I was diagnosed with lupus seven years ago, and so far I have only had arthritis and fatigue. I know that it can also affect the organs but how will I know this? Do I have to have a blood test or will I start to get sick, or what? And does it always end up like that, or can you have a normal life and have lupus. And what is a normal life expectancy? I am not on any medications for it, and there is no family history of Lupus. Wow...I'm sorry for the answers above...some of them are slightly misguided about Lupus...especially the first one. My wife and I have been dealing with Lupus for over 15 years. She has SLE with organ involvement, meaning that her immune system has attacked her organs (kidney and heart so far). There are only two different kinds of Lupus (excluding neo-natal which really isn't Lupus at all), Discoid and Systemic. Discoid only affects the skin and never attacks organs or anything else. It is NOT signified by the 'butterfly' rash that SLE patients can get (my wife has never had a butterfly rash).
And to dispel another myth...by the person in the first statement who has RA...there are similiarities of RA and Lupus as they both are IMMUNE diseases and share a common symptom, achy joints, but that's where the similarities stop. Collegen has nothing to do with Lupus (I cannot speak for RA as I am not an expert in that disease).

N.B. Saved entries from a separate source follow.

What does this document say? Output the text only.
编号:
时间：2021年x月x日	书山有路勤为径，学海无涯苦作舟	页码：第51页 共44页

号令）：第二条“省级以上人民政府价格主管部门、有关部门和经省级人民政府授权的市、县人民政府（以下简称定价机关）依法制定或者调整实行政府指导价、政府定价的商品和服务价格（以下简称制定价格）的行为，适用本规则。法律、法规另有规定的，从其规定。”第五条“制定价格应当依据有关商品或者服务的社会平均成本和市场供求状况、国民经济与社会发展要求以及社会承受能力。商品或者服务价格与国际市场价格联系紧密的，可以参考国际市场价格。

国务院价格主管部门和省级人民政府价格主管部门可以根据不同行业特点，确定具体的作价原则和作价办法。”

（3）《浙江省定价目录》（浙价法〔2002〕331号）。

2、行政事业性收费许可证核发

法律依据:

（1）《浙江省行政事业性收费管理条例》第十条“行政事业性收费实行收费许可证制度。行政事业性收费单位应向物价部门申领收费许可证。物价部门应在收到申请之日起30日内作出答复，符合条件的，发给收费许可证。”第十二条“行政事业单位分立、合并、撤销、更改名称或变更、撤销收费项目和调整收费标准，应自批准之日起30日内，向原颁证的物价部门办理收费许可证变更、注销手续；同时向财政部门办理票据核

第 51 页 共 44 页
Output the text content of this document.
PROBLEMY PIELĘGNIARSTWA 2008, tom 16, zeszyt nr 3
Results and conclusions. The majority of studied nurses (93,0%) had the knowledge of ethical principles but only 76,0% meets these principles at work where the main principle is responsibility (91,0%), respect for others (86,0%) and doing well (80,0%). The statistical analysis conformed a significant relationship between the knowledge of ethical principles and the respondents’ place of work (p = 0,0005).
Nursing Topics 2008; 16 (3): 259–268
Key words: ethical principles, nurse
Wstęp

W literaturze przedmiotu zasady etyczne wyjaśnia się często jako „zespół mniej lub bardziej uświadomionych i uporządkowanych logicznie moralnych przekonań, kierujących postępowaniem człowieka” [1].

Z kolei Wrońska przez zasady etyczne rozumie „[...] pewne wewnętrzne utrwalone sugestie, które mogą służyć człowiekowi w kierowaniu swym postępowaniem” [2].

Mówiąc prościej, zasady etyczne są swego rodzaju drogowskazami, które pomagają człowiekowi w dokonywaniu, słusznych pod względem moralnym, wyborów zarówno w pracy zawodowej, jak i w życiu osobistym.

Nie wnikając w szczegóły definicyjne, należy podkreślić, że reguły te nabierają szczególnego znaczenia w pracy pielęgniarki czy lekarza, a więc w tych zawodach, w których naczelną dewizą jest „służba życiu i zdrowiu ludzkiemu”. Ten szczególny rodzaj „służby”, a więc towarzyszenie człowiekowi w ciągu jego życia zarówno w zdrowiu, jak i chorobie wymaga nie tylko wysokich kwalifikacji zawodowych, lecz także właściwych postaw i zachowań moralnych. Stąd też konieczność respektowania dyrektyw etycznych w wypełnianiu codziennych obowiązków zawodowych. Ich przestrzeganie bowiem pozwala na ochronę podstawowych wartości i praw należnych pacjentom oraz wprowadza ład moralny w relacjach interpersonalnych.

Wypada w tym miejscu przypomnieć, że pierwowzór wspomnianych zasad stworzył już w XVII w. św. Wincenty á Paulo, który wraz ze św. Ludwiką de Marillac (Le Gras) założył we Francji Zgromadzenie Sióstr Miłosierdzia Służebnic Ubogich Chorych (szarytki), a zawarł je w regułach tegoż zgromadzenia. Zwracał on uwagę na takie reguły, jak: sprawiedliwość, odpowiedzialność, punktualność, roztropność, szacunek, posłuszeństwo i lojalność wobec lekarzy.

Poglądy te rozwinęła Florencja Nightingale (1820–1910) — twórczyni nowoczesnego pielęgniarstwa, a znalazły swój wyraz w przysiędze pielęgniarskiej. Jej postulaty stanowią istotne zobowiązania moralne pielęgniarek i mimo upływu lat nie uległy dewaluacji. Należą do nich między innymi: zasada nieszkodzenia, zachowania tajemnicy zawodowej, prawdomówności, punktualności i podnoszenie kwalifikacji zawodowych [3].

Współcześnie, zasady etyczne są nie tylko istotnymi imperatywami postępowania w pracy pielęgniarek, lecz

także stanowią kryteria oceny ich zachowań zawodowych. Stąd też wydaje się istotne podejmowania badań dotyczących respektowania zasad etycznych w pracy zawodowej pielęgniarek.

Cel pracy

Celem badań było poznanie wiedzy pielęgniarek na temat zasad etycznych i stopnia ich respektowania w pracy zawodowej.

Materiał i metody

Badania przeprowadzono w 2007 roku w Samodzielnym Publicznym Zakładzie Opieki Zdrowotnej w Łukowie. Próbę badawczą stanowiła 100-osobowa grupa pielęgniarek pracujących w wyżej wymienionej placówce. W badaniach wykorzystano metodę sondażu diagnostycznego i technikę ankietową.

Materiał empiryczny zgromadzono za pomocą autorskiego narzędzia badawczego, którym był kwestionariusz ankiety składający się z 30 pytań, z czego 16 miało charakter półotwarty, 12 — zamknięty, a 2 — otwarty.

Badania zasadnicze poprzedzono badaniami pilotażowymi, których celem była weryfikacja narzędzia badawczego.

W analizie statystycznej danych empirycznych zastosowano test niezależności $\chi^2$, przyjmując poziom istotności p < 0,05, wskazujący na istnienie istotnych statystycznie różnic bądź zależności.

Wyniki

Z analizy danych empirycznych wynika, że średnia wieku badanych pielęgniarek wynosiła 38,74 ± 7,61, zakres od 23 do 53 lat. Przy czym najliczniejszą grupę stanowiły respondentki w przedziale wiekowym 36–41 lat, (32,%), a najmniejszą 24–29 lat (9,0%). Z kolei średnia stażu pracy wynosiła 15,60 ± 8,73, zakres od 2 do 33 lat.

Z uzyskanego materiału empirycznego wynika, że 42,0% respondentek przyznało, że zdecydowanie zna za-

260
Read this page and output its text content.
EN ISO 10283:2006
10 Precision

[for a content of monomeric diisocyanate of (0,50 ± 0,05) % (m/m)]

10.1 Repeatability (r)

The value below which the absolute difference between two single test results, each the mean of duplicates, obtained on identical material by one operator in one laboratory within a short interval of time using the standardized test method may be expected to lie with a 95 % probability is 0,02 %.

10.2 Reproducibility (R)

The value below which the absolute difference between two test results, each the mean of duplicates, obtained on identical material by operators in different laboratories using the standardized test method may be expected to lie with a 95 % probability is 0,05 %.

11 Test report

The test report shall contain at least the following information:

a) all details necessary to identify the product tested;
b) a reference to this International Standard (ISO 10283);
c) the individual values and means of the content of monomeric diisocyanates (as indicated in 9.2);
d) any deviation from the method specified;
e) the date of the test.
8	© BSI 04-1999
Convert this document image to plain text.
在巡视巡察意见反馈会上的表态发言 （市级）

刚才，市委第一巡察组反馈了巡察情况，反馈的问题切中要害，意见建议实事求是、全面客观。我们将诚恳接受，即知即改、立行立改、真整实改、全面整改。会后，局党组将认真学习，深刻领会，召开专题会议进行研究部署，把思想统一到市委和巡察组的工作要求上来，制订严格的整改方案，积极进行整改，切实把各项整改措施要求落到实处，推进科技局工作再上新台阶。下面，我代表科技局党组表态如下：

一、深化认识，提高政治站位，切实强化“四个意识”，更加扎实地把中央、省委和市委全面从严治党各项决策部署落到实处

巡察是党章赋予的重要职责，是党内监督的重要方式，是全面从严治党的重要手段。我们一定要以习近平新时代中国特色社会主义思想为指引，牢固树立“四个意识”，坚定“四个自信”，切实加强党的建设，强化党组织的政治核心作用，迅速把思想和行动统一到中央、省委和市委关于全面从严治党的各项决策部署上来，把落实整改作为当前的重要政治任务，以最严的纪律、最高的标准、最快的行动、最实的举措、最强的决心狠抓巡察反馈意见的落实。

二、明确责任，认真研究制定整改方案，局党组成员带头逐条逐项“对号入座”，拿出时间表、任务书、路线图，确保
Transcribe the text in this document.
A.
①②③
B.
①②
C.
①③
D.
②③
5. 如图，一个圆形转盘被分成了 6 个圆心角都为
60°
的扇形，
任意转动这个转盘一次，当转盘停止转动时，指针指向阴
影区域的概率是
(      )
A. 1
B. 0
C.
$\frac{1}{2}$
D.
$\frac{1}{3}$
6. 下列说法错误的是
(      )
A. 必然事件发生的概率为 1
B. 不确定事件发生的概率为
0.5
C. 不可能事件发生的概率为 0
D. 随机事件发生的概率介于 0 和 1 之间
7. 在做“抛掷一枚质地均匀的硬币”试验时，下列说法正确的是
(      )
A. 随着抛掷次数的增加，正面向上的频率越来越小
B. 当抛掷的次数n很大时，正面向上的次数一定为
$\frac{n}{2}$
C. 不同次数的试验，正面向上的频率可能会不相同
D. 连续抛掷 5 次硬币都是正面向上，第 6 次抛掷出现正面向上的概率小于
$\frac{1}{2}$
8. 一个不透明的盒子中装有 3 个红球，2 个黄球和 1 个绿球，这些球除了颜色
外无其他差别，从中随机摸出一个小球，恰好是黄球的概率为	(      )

Study after study has shown that prophalxis antibiotics (given when there is no infection, just as a preventative measure) are NOT indicated in the treatment of Lupus and may actually be detrimental as bacteria become immune to the drug and then there is one less drug in the arsenal to treat any infection that may be brought on by Lupus. So don't rush out to your doctor and demand antibiotics.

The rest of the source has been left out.